Who Will Take The Privacy Seppuku Pledge?
from the after-you dept
When Techdirt wrote recently about yet another secure email provider opting to close down its service rather than acquiesce in some future US government demand to spy on its users, we noted that Cryptocloud has promised something similar for a while -- what it terms "corporate seppuku":
In the context of privacy issues, "corporate seppuku" means shutting down a company rather than agreeing to become an extension of the massive, ever-expanding, secretive global surveillance network organized by the U.S. National Security Agency. It means, in short, saying "no." Sometimes, we hear people say that this or that company "had no choice" in what they did. Bullshit. There's always a choice; it's just that the consequences of certain options might be really severe, and are thus not chosen. But that's a choice. It's always a choice.
It has even formulated what it calls the Privacy Seppuku pledge:
if a company is served with a secret order to become a real-time participant in ongoing, blanket, secret surveillance of its customers... it will say no. Just say no. And it will shut down its operations, rather than have then infiltrated by spies and used surreptitiously to spread the NSA's global spook malware further. You can't force a company to do something if there's no company there to do it.
It's a noble gesture, but would it do much good in the real world of US government spying? Cryptostorm, the company behind Cryptocloud, has provided a fuller analysis of why it thinks such a pledge would work. Here's a key point:
That one that went thru with the seppuku? She'll likely have a new service up and running in a few days or weeks. The customers who got dinged by the shutdown? They'll all get up and running on her new service. This is all 1s and 0s, remember? You don't have to demolish a car manufacturing plant, after all -- you're just wiping some VMs and reincorporating elsewhere. Lease new machines. Call it "lavabutt" on the new corporate docs, in Andorra. Sign on to the Privacy Seppuku pledge, as lavabutt, again. Off you go. Do you think it'll be hard to get customers -- old ones migrated over, and new ones alike? Think on that: a privacy company that shut down rather than be #snitchware... do you trust them, now?

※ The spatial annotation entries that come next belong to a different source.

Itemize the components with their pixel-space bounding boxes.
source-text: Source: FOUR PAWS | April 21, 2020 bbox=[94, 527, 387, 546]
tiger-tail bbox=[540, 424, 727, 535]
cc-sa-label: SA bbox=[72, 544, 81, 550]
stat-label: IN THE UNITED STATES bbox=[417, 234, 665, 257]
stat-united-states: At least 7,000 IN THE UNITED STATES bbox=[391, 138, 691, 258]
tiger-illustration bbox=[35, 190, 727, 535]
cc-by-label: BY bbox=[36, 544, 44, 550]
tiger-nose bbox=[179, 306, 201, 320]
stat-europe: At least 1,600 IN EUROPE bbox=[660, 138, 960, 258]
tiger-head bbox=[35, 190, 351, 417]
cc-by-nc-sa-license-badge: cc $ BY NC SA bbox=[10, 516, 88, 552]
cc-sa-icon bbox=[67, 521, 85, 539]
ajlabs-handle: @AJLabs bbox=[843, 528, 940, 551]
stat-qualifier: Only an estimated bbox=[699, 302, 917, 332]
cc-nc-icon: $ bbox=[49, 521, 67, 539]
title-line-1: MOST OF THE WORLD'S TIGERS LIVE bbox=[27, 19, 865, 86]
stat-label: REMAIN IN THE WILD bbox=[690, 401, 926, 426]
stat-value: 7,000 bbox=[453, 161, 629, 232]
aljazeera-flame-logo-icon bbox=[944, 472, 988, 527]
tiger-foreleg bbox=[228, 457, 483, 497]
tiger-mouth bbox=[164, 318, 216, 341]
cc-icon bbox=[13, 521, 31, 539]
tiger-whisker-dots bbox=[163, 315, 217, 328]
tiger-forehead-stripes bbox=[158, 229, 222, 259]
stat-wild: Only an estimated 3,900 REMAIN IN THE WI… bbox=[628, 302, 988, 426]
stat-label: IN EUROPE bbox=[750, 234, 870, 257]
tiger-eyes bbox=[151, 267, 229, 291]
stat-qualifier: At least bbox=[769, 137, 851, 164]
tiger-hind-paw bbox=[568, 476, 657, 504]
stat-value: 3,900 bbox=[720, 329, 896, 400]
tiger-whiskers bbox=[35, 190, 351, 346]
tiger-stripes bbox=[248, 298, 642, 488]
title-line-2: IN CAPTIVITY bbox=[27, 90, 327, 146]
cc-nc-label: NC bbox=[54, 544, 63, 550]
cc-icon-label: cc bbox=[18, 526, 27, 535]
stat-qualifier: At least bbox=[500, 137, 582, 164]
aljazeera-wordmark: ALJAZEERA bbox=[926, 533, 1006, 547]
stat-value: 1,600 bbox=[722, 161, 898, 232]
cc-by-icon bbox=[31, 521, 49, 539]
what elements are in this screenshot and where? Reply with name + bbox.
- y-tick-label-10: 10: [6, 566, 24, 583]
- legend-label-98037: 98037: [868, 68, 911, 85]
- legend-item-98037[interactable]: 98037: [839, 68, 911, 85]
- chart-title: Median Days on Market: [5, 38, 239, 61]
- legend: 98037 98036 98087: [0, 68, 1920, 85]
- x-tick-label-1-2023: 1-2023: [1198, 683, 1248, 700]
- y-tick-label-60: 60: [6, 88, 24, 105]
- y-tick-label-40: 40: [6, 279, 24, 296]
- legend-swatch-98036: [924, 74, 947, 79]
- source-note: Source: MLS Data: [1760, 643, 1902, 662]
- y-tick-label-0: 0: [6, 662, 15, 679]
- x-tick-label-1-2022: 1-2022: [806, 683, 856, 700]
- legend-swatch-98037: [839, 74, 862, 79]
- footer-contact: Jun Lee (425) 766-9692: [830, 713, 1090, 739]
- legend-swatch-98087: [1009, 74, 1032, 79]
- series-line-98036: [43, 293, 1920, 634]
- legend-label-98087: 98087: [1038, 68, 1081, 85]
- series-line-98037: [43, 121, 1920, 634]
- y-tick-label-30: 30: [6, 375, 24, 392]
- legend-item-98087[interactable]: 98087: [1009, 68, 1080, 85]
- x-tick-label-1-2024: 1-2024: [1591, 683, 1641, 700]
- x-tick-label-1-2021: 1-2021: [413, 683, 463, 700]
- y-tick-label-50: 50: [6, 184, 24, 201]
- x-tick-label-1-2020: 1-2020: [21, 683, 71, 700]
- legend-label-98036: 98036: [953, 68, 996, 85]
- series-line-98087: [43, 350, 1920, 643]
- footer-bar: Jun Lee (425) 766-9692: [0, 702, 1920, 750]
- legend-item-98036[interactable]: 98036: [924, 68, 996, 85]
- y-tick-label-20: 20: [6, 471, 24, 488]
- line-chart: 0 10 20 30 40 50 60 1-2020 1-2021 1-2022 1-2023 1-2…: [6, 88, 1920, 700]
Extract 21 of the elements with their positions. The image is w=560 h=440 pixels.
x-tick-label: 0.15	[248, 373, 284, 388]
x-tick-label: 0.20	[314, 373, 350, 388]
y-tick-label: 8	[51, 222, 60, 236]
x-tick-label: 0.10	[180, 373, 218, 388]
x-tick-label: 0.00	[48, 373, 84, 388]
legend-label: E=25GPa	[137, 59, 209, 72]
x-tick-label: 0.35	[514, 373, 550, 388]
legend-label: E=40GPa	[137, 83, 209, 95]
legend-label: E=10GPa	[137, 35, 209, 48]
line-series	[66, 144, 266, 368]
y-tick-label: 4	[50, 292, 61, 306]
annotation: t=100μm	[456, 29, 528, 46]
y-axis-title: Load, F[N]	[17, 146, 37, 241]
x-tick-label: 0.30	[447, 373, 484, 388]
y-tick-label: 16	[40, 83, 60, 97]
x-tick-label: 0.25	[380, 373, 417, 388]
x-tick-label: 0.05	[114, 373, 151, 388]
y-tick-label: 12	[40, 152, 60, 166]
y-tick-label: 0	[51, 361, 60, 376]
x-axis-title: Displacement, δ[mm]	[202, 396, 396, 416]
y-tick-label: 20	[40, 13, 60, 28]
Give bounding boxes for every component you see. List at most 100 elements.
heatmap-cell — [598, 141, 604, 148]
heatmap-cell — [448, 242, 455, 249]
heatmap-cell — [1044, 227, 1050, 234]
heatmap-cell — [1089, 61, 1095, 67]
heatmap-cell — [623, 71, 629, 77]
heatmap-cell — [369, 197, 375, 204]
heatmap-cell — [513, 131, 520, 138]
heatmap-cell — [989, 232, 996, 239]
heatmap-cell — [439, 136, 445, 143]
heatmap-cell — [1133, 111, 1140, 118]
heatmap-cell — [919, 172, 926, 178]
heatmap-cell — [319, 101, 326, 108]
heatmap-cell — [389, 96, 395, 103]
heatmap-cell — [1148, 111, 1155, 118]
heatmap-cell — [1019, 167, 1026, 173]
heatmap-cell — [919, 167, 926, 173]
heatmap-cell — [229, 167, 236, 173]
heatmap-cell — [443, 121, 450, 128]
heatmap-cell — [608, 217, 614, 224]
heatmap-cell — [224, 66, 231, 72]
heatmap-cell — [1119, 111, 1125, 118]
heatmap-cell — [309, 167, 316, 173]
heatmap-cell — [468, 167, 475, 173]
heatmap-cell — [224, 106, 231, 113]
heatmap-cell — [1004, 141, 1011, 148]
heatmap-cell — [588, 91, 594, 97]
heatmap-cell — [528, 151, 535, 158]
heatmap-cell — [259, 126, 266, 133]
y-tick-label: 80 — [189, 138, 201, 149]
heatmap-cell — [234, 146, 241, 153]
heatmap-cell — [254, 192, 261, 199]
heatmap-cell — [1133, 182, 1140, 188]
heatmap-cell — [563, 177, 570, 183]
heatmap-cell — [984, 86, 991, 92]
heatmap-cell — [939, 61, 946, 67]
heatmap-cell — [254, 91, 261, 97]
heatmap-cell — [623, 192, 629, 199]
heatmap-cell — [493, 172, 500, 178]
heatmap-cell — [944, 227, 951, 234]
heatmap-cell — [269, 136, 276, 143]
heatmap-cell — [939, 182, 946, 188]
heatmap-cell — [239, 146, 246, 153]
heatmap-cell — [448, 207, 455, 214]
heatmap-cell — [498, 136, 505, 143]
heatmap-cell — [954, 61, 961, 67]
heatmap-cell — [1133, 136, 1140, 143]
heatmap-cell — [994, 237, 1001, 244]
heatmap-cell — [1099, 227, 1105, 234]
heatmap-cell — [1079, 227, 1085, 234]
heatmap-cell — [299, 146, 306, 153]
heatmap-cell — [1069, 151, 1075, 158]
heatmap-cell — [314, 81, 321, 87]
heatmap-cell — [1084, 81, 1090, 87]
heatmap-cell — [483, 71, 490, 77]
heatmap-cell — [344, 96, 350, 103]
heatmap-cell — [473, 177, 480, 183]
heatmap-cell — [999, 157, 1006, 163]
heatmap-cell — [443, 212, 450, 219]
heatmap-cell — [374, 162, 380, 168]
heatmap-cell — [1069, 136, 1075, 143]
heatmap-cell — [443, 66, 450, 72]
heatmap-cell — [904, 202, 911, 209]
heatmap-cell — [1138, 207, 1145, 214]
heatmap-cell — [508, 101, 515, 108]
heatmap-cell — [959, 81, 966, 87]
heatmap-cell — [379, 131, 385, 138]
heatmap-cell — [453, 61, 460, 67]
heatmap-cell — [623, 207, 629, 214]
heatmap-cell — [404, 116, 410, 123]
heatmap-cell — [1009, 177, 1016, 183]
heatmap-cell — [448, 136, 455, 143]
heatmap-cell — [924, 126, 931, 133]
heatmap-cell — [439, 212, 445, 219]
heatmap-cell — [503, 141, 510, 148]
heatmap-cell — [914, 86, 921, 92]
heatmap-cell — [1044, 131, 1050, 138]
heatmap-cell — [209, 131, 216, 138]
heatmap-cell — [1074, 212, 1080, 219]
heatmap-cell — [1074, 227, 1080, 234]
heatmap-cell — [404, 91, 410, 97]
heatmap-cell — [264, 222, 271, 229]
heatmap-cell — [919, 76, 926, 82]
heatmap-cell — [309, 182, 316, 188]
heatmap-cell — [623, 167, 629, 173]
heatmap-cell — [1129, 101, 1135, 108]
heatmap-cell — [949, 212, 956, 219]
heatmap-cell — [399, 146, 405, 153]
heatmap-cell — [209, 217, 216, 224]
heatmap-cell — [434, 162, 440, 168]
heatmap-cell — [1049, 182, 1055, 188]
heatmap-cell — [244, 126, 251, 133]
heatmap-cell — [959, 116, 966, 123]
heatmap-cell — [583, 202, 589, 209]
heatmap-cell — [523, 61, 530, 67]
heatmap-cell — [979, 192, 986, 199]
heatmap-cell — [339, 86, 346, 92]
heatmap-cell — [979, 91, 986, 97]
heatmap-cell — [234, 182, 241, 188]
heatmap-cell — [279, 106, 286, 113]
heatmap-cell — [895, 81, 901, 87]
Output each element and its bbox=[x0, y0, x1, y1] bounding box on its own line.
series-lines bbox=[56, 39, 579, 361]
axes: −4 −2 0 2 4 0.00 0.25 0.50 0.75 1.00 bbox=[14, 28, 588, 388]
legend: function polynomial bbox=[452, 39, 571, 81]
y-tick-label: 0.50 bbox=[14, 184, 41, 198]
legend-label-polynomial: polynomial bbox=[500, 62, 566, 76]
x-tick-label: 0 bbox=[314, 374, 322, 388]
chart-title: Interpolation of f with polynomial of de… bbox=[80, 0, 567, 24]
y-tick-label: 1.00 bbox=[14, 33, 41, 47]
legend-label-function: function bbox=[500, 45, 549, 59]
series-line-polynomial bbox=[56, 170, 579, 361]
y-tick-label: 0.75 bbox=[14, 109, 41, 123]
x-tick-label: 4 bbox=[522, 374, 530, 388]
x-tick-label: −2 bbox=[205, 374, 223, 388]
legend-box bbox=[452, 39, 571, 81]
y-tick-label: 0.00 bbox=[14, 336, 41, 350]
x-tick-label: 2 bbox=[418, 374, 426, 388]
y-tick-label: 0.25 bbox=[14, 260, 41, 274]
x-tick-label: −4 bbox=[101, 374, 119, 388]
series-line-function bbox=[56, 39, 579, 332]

That resilience flows from the service's digital nature, the availability of powerful but free software, and Moore's Law driving down the cost of commodity hardware. Put together, they make it easy to to recreate a business if it is shut down (apart from the lost data, of course.) The NSA will get this salient feature, CryptoStorm believes:
Spooks aren't dumb -- far from it. They do these kinds of analysis -- hell, they hire some of the best game theoretic minds in the world, and always have. Local cops might be power-drunk and unable to see how their actions play out over time; the NSA isn't any of that. They have whole buildings full of very smart people paid good money to think about this stuff. They won't get it wrong.
It's an optimistic vision, but the fact is that at the time of writing, only two services are listed as having made the Privacy Seppuku pledge -- Cryptocloud and Cryptocat. Until more join the club, it remains more a nice idea than a practical way of fighting back against today's mass surveillance.
And the outcome is simple: if the Privacy Seppuku concept spreads, it becomes useless to target companies on the pledge list! You won't get what you want, you'll make some heroes who go out and do bigger stuff next, you'll out yourselves as dangerous thugs, your "secrecy" is shot to hell, and after all the effort involved you end up backwards from where you were before. That's the scenario, it's how it plays out. There's really no alternative scenario.